Nachversicherung in der Rentenversicherung bei Entfernung aus dem Beamtenverhältnis oder Aberkennung des Ruhegehalts

Ein Beamter, der ohne Versorgungsansprüche aus dem Dienstverhältnis ausscheidet, wird zunächst prüfen, ob ihm nach den entsprechenden Gesetzen, die nach 2010 in Kraft traten, ein Altersgeld zusteht. Denn dies ist die bessere Variante gegenüber der früher üblichen Nachversicherung in der gesetzlichen Rentenversicherung.
Allerdings fällt das Altersgeld - zumindest nach dem hamburgischen Landesrecht, § 89 e Beamtenversorgungsgsetz FHH - unter den gleichen Bedingungen weg wie das Beamtenverhältnis als solches bzw. wie das Ruhegehalt.
Andere Disziplinargesetze (z.B. Bundesdisziplinargesetz, niedersächsisches Landesdisziplinargesetz) regeln jeweils in ihrem § 1, dass das Altersgeld disziplinarrechtlich wie ein Ruhegehalt behandelt wird.

Das bedeutet:
Der Beamte, der aus dem Beamtenverhältnis entfernt wird, dem das Ruhegehalt aberkannt wird oder der wegen einer schweren Straftat verurteilt wird und dadurch seine entsprechenden Rechte verliert, wird für die Dauer des Beamtenverhältnisses in der gesetzlichen Rentenversicherung nachversichert, nicht aber in der zusätzlichen Alters- und Hinterbliebenenversorgung der Arbeitnehmer des öffentlichen Dienstes.
Dies ergibt sich ganz eindeutig aus § 8 SGB VI.
Die hierfür zu entrichtenden Beiträge, Arbeitgeber- und Arbeitnehmeranteil, werden allein vom Dienstherrn getragen.
So die eindeutige Regelung in § 181 Abs. 5 SGB VI.

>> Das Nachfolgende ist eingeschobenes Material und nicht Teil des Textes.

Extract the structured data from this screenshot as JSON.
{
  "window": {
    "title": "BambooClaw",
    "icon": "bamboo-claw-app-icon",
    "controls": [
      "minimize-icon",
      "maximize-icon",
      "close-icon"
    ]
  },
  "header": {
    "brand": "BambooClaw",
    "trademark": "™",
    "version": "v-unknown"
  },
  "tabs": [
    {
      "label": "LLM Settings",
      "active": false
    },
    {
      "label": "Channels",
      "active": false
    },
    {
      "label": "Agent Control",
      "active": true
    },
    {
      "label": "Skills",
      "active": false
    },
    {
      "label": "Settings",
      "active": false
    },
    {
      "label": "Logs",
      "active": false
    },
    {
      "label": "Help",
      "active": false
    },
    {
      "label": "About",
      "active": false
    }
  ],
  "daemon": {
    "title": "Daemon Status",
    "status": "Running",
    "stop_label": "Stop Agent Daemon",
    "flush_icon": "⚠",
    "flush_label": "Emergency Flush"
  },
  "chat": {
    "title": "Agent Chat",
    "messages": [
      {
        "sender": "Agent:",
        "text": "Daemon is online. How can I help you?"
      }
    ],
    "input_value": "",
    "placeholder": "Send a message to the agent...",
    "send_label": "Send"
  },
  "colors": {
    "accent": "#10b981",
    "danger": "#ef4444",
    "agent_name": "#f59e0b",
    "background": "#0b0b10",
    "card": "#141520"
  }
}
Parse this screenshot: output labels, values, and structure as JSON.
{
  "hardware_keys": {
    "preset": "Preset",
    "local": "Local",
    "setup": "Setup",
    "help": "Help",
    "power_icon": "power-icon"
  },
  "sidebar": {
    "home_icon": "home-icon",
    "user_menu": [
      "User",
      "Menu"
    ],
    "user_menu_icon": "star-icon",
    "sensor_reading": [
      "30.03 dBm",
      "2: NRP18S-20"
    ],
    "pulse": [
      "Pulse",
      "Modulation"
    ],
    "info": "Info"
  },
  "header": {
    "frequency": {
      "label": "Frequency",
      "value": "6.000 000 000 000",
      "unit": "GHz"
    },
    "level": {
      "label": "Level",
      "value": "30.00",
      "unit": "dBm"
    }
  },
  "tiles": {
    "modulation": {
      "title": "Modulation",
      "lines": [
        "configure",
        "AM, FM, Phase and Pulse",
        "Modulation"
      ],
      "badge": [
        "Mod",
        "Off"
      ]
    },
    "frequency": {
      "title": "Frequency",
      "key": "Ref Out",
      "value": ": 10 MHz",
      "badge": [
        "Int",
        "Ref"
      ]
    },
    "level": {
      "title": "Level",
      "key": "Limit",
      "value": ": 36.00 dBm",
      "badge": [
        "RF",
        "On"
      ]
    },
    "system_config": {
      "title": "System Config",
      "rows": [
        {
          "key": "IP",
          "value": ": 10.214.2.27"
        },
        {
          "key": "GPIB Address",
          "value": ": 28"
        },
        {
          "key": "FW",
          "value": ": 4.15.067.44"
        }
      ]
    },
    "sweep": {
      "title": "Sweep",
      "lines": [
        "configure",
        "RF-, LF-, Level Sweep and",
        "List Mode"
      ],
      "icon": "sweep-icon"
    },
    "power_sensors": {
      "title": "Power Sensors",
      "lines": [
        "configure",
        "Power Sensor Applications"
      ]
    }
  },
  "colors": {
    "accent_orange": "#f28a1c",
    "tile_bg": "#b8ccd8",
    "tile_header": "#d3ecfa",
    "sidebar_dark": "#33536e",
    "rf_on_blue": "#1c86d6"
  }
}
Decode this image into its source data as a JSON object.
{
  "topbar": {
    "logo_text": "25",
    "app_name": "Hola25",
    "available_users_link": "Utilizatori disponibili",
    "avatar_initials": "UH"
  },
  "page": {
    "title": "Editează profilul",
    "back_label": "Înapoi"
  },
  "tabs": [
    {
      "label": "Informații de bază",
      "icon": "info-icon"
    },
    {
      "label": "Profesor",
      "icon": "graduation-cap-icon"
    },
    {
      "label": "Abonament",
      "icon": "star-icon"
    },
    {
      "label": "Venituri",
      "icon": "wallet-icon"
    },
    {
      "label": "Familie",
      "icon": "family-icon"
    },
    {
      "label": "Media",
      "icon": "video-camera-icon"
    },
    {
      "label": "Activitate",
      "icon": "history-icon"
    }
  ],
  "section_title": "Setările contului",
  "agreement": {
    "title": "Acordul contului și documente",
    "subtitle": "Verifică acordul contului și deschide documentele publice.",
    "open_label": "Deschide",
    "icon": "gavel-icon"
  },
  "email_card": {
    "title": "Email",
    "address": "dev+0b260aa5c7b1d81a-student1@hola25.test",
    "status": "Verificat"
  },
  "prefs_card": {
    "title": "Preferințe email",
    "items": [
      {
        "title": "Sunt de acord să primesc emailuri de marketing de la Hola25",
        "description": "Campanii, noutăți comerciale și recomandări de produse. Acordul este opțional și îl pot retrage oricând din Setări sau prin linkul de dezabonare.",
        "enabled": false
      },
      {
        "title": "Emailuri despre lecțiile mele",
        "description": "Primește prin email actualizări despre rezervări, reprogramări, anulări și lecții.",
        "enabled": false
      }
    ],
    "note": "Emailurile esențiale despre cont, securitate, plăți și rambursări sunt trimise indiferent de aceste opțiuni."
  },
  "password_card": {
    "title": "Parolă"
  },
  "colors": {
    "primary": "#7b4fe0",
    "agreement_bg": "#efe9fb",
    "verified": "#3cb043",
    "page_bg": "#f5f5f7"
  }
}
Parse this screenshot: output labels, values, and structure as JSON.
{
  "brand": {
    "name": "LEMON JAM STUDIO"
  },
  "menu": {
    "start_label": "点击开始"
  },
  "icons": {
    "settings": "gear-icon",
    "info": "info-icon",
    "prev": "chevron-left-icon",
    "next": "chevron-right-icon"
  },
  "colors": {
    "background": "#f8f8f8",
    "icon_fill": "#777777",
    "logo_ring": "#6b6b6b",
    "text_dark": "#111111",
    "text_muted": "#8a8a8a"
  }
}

In der Praxis knirscht es dann bisweilen ein wenig, weil sich bei der Zahlung der Beiträge Verzögerungen ergeben. In diesen Fällen sind die §§ 181 ff. SGB VI genauer zu betrachten, in denen viele Einzelheiten geregelt sind.

Die Nachversicherung erfolgt auch dann, wenn der Beamte von dem Disziplinargericht aus dem Dienst entfernt wird.
Bei Aberkennung des Ruhegehalts im Disziplinarverfahren ist der (frühere) Pensionär nachzuversichern.

Diese Regelung, die mancher auf den ersten Blick nicht zu verstehen vermag, ist durchaus folgerichtig: als Arbeitnehmer in der Privatwirtschaft würden Sie Ihre Rentenbeiträge im Fall einer Kündigung ebenfalls nicht verlieren.
Die Regelung findet sich im Sozialgesetzbuch VI. Eine entsprechende Schlussfolgerung zieht man auch aus einer etwas undeutlichen Formulierung in § 80 BDG.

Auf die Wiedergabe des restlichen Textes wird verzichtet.